In my estimation, the case against the transfer is by no means a slam-dunk. There are valid points on both sides, and many conservative columnists have already corrected some of the misinformation out there fueling opposition to the sale.

Without re-itemizing all those points, let’s just remember, in summary, that following the sale, the U.S. government will still be in charge of security at these six ports. And the UAE has been an important ally in the GWOT. Unless and until we’re prepared to declare we’re engaged in a full-blown war between civilizations, we better think twice before we summarily reject alliances with certain Arab and Muslim states.

On the other hand, there are legitimate reasons to be skeptical of this deal and to urge erring on the side of caution in these dangerous times. It is not just xenophobes and bigots who recognize that all the September 11, 2001, hijackers were Muslims, two of them from the UAE, that Palestinian Muslims danced in the street upon the news of the murders, that terrorist activities in Iraq and elsewhere round the world are overwhelmingly committed by Muslims, and that we see little condemnation from “moderate” Muslims of suicide bombings and other atrocities perpetrated by Islamic terrorists.

And, as others have noted, if Dubai Ports World begins to operate these ports, there might be a greater likelihood that sensitive information about our security operations, especially weaknesses in it, will fall into the hands of our enemies.

I’m not yet completely convinced we should oppose this transfer for security reasons, but I’m confident it raises enough red flags we ought to take more time to scrutinize it.

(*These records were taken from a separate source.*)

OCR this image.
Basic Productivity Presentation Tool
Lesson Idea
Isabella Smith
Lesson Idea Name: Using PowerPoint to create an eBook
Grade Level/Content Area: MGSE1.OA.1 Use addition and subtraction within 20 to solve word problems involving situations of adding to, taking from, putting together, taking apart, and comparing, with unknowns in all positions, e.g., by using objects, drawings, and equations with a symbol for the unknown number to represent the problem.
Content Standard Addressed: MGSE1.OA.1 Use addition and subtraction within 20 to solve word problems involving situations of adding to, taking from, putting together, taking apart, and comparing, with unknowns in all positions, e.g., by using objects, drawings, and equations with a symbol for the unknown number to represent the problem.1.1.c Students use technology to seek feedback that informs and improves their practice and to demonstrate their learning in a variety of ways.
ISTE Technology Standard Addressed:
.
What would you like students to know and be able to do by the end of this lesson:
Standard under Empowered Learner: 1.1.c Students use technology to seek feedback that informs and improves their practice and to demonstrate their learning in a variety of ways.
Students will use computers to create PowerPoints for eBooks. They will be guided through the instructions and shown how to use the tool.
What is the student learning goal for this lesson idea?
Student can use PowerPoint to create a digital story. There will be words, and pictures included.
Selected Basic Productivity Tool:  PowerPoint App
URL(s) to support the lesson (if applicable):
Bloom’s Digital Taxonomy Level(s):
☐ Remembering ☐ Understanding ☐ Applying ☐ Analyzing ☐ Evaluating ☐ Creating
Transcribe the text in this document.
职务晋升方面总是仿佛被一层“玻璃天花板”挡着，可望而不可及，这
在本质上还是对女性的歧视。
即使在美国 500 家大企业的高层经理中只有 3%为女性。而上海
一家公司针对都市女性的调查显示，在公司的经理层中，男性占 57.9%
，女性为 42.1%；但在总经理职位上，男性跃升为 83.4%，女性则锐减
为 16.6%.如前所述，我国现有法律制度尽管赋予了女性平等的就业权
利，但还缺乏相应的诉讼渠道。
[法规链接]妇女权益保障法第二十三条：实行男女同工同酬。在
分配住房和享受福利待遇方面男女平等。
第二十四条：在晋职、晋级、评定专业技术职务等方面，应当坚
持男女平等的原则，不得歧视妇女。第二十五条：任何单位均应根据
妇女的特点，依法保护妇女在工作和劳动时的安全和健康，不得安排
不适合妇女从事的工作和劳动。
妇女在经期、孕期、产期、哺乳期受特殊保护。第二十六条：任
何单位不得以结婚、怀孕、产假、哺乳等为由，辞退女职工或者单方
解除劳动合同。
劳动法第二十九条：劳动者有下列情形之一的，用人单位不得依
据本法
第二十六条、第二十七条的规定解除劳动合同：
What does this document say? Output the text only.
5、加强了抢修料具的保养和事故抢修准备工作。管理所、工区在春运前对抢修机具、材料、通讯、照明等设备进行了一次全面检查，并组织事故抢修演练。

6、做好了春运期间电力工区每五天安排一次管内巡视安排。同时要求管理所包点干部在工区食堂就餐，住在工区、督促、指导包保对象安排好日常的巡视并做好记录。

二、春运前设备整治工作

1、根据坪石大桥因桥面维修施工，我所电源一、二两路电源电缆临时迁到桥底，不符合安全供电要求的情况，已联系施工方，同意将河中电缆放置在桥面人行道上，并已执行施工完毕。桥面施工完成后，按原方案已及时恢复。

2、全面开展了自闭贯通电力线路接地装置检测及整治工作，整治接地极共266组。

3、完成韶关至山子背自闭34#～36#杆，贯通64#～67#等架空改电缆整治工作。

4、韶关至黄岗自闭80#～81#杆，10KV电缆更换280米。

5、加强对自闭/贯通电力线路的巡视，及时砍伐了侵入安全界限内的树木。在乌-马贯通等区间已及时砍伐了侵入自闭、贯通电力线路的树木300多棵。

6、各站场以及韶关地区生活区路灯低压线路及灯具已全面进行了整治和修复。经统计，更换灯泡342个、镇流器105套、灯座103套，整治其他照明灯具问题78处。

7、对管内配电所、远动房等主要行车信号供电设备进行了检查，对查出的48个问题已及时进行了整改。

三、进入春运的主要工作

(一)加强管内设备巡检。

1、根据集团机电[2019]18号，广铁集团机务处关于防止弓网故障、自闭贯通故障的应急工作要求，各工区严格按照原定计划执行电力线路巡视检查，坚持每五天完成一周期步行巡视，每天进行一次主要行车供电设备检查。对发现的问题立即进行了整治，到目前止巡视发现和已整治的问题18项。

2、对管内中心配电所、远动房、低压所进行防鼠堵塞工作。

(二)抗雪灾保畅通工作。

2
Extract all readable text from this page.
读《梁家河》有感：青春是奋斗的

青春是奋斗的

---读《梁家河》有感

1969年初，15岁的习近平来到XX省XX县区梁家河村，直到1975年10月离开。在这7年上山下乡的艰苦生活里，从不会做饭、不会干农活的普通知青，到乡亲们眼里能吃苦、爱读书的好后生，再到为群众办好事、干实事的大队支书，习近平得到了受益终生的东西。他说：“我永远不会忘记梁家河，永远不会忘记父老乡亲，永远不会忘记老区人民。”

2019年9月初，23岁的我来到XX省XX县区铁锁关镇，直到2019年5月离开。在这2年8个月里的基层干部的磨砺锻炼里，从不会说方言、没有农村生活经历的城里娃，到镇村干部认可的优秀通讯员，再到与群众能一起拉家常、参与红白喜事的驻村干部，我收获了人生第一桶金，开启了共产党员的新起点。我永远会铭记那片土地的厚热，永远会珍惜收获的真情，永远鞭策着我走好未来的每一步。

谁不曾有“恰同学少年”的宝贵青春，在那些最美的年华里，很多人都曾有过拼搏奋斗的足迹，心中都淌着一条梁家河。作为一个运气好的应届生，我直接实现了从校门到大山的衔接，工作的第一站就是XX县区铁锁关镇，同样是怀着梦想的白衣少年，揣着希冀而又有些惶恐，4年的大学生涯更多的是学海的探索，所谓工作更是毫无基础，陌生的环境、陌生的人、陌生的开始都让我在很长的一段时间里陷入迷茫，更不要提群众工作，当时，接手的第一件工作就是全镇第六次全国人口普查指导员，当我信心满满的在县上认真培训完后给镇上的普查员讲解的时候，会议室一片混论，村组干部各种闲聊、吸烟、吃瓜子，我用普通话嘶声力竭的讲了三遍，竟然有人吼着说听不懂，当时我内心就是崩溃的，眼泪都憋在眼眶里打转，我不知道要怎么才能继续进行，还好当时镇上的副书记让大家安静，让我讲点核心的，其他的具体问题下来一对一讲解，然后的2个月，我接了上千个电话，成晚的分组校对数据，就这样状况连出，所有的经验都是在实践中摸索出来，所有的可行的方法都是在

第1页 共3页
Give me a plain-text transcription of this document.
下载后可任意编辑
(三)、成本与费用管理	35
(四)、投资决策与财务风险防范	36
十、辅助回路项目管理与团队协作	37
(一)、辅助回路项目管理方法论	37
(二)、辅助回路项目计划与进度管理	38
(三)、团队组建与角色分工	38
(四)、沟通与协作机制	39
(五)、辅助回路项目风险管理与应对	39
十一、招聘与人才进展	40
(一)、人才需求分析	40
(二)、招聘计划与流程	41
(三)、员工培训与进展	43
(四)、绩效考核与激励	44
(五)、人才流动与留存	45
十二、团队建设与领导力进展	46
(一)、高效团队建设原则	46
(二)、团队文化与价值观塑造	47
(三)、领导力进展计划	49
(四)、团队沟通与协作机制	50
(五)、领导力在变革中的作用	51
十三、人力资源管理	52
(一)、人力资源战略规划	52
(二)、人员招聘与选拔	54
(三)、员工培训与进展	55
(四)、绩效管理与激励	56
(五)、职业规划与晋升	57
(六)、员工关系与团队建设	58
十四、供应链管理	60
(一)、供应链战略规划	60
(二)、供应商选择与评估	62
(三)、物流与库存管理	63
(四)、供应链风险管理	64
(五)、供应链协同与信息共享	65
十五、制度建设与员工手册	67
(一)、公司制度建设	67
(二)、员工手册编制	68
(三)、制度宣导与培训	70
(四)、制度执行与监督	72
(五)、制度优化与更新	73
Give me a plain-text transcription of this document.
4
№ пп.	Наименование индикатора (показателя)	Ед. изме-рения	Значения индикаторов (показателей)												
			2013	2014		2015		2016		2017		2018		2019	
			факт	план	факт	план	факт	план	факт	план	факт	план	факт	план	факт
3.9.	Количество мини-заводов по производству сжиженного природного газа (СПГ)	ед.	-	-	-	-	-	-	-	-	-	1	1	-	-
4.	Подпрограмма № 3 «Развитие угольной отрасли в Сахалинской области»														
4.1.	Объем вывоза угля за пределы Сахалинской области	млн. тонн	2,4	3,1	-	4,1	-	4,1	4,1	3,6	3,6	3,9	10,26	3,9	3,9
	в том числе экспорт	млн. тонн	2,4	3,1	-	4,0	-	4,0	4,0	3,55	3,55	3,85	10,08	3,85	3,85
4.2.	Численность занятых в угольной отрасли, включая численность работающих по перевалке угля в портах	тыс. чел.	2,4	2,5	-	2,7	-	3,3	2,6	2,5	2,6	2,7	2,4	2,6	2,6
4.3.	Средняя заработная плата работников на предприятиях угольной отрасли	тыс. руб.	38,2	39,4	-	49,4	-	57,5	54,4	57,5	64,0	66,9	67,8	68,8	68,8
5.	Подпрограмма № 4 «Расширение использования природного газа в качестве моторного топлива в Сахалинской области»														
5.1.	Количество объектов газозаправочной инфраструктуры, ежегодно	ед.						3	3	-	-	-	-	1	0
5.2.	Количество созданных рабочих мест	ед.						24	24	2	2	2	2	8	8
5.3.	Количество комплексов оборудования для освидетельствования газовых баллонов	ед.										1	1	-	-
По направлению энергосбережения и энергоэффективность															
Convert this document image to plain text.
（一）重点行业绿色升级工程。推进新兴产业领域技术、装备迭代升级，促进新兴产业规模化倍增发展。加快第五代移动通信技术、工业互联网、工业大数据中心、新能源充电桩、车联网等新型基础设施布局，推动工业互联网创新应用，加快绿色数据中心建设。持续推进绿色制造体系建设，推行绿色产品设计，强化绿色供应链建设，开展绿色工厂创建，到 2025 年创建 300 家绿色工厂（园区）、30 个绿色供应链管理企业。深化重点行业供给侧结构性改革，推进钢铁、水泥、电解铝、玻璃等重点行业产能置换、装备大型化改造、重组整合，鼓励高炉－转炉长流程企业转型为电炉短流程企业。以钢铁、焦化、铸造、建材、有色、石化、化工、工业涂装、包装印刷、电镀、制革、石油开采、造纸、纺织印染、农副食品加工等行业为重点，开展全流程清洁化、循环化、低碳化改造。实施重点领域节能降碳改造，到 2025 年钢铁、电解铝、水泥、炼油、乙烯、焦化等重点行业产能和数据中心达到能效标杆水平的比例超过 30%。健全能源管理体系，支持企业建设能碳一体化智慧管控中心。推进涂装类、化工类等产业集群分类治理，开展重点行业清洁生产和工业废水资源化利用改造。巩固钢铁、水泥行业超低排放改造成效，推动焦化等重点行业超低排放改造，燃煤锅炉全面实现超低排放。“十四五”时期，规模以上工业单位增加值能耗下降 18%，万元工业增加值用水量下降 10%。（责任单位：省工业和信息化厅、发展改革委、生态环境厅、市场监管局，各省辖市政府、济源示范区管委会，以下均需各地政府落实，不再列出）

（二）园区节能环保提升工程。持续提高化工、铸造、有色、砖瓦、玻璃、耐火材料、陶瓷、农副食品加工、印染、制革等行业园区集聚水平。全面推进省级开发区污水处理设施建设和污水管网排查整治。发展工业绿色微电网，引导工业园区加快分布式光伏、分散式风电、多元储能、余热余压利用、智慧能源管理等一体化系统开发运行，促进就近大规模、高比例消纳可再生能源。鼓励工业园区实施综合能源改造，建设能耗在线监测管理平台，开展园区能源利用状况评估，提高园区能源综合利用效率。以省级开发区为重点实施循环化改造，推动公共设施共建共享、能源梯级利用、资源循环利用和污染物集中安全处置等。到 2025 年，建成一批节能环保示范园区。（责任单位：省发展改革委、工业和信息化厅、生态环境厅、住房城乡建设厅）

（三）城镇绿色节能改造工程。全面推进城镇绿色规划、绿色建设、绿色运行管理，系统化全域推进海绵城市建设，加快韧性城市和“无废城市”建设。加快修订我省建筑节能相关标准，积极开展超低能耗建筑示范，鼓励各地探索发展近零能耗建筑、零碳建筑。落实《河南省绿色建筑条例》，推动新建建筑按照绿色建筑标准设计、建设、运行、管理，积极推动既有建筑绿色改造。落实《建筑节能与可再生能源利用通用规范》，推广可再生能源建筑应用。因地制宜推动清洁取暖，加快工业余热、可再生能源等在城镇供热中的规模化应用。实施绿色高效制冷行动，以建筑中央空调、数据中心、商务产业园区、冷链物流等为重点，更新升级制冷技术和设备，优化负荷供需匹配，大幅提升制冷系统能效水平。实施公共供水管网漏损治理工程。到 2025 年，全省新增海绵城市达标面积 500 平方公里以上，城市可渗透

I also believe President Bush should view this incident as a wake-up call that he needs to better explain, if possible, how his immigration policy coheres with his overall war on terror.

That he faces implacable opposition from the incorrigible left is a given, but he owes his supporters and ideological allies substantial clarification on this issue, which should go a long way toward preventing future problems like the one we’re witnessing over the ports.

David Limbaugh is a nationally syndicated columnist.